Nach Abschuss der russischen Maschine: In der Türkei wächst die Kritik an Recep Tayyip Erdogan

Nach dem Abschuss des russischen Kampfjets wächst in der Türkei die Kritik an Präsident Recep Tayyip Erdogan. Russland verfügt nach eigenen Angaben über Informationen über Kontakte der Türkei zum IS.

Nach dem Anschuss des russischen Kampfjets an der syrischen Grenze bemüht sich die Türkei um Schadensbegrenzung. Präsident Recep Tayyip Erdogan bekräftigte am Mittwoch zwar, dass die Türkei im Recht gewesen sei. Doch er fügte hinzu, sein Land habe kein Intersse an einer weiteren Eskalation, sondern stehe „auf der Seite von Frieden, Dialog und Diplomatie“. In der türkischen Öffentlichkeit wurde der Abschuss als überzogen kritisiert. Wirtschaftsvertreter sorgen sich um russische Sanktionen.

NATO und USA hatten der Türkei bescheinigt, sie habe das Recht, ihren Luftraum gegen eindringende russische Flugzeuge zu verteidigen.

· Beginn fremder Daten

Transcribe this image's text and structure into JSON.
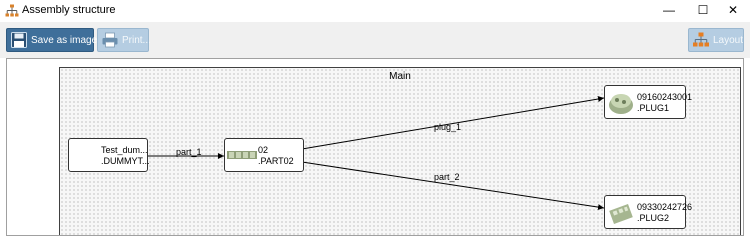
{
  "window": {
    "title": "Assembly structure",
    "icon": "tree-structure-icon",
    "controls": {
      "minimize": "—",
      "maximize": "☐",
      "close": "✕"
    }
  },
  "toolbar": {
    "save_label": "Save as image...",
    "save_icon": "floppy-disk-icon",
    "print_label": "Print...",
    "print_icon": "printer-icon",
    "layout_label": "Layout",
    "layout_icon": "hierarchy-layout-icon"
  },
  "diagram": {
    "group_label": "Main",
    "nodes": [
      {
        "id": "root",
        "line1": "Test_dum...",
        "line2": ".DUMMYT..."
      },
      {
        "id": "part02",
        "line1": "02",
        "line2": ".PART02"
      },
      {
        "id": "plug1",
        "line1": "09160243001",
        "line2": ".PLUG1"
      },
      {
        "id": "plug2",
        "line1": "09330242726",
        "line2": ".PLUG2"
      }
    ],
    "edges": [
      {
        "from": "root",
        "to": "part02",
        "label": "part_1"
      },
      {
        "from": "part02",
        "to": "plug1",
        "label": "plug_1"
      },
      {
        "from": "part02",
        "to": "plug2",
        "label": "part_2"
      }
    ]
  },
  "colors": {
    "primary_button": "#3f6f9a",
    "disabled_button": "#b5cde2",
    "group_border": "#404040"
  }
}
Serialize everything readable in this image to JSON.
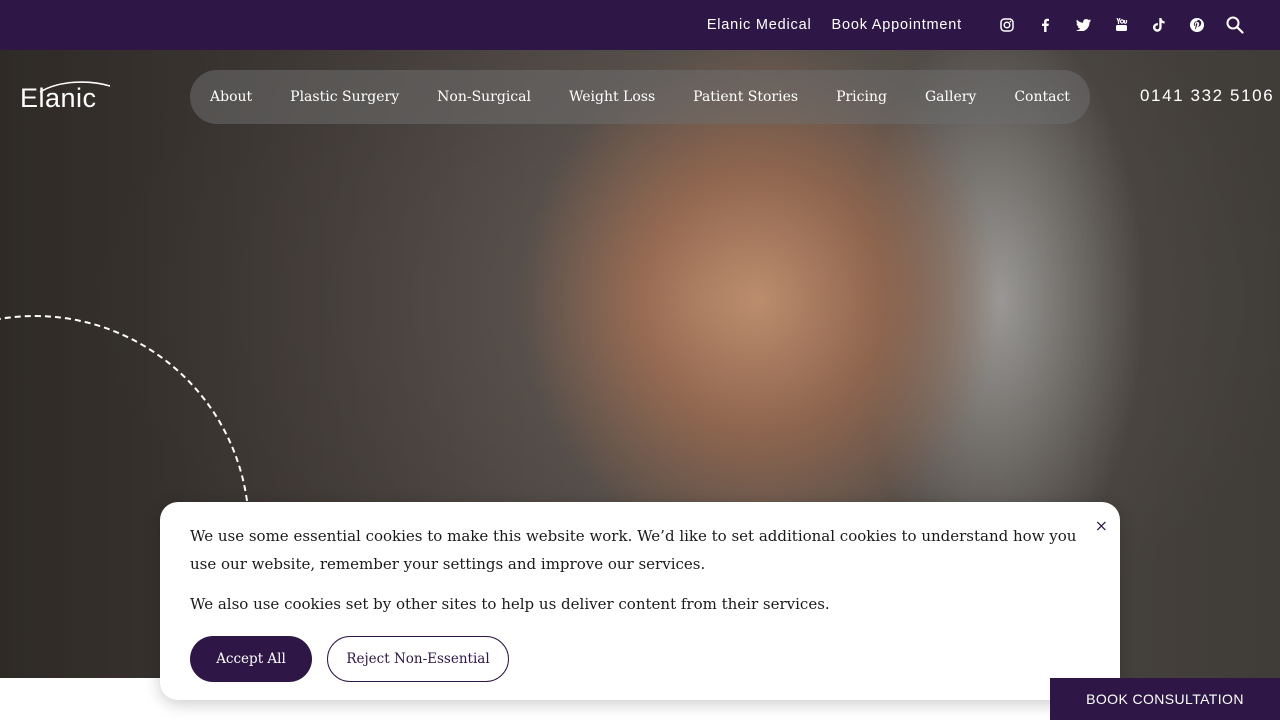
{
  "topbar": {
    "links": [
      "Elanic Medical",
      "Book Appointment"
    ],
    "social_icons": [
      "instagram-icon",
      "facebook-icon",
      "twitter-icon",
      "youtube-icon",
      "tiktok-icon",
      "pinterest-icon",
      "search-icon"
    ]
  },
  "header": {
    "logo_text": "Elanic",
    "nav": [
      "About",
      "Plastic Surgery",
      "Non-Surgical",
      "Weight Loss",
      "Patient Stories",
      "Pricing",
      "Gallery",
      "Contact"
    ],
    "phone": "0141 332 5106"
  },
  "cookie": {
    "text1": "We use some essential cookies to make this website work. We’d like to set additional cookies to understand how you use our website, remember your settings and improve our services.",
    "text2": "We also use cookies set by other sites to help us deliver content from their services.",
    "accept_label": "Accept All",
    "reject_label": "Reject Non-Essential",
    "close_label": "×"
  },
  "book_button": "BOOK CONSULTATION",
  "colors": {
    "brand": "#2e1746",
    "white": "#ffffff"
  }
}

Allerdings stellten neu bekannt gewordene Details die türkische Darstellung in Frage, wonach der Abschuss die einzig mögliche Reaktion war. Demnach flogen zwei russische Jets nur etwa 17 Sekunden lang durch türkisches Hoheitsgebiet. Die russischen Piloten waren zwar bereits fünf Minuten vorher gewarnt worden, weil ihr Kurs Richtung Türkei wies, doch da befanden sich die SU-24-Flugzeuge noch über Syrien.

Nach Angaben aus US-Regierungskreisen wurde das russische Flugzeug zudem nach Durchquerung des türkischen Luftraums über Syrien abgeschossen. Erdogan betonte zwar, Wrackteile des Jets seien über der Türkei niedergegangen und hätten zwei Zivilisten verletzt. Doch stellt sich angesichts einer nur wenige Sekunden langen Grenzverletzung die Frage, ob der Raketenbeschuss durch die türkischen F-16-Jagdflugzeuge tatsächlich die angemessene Antwort war.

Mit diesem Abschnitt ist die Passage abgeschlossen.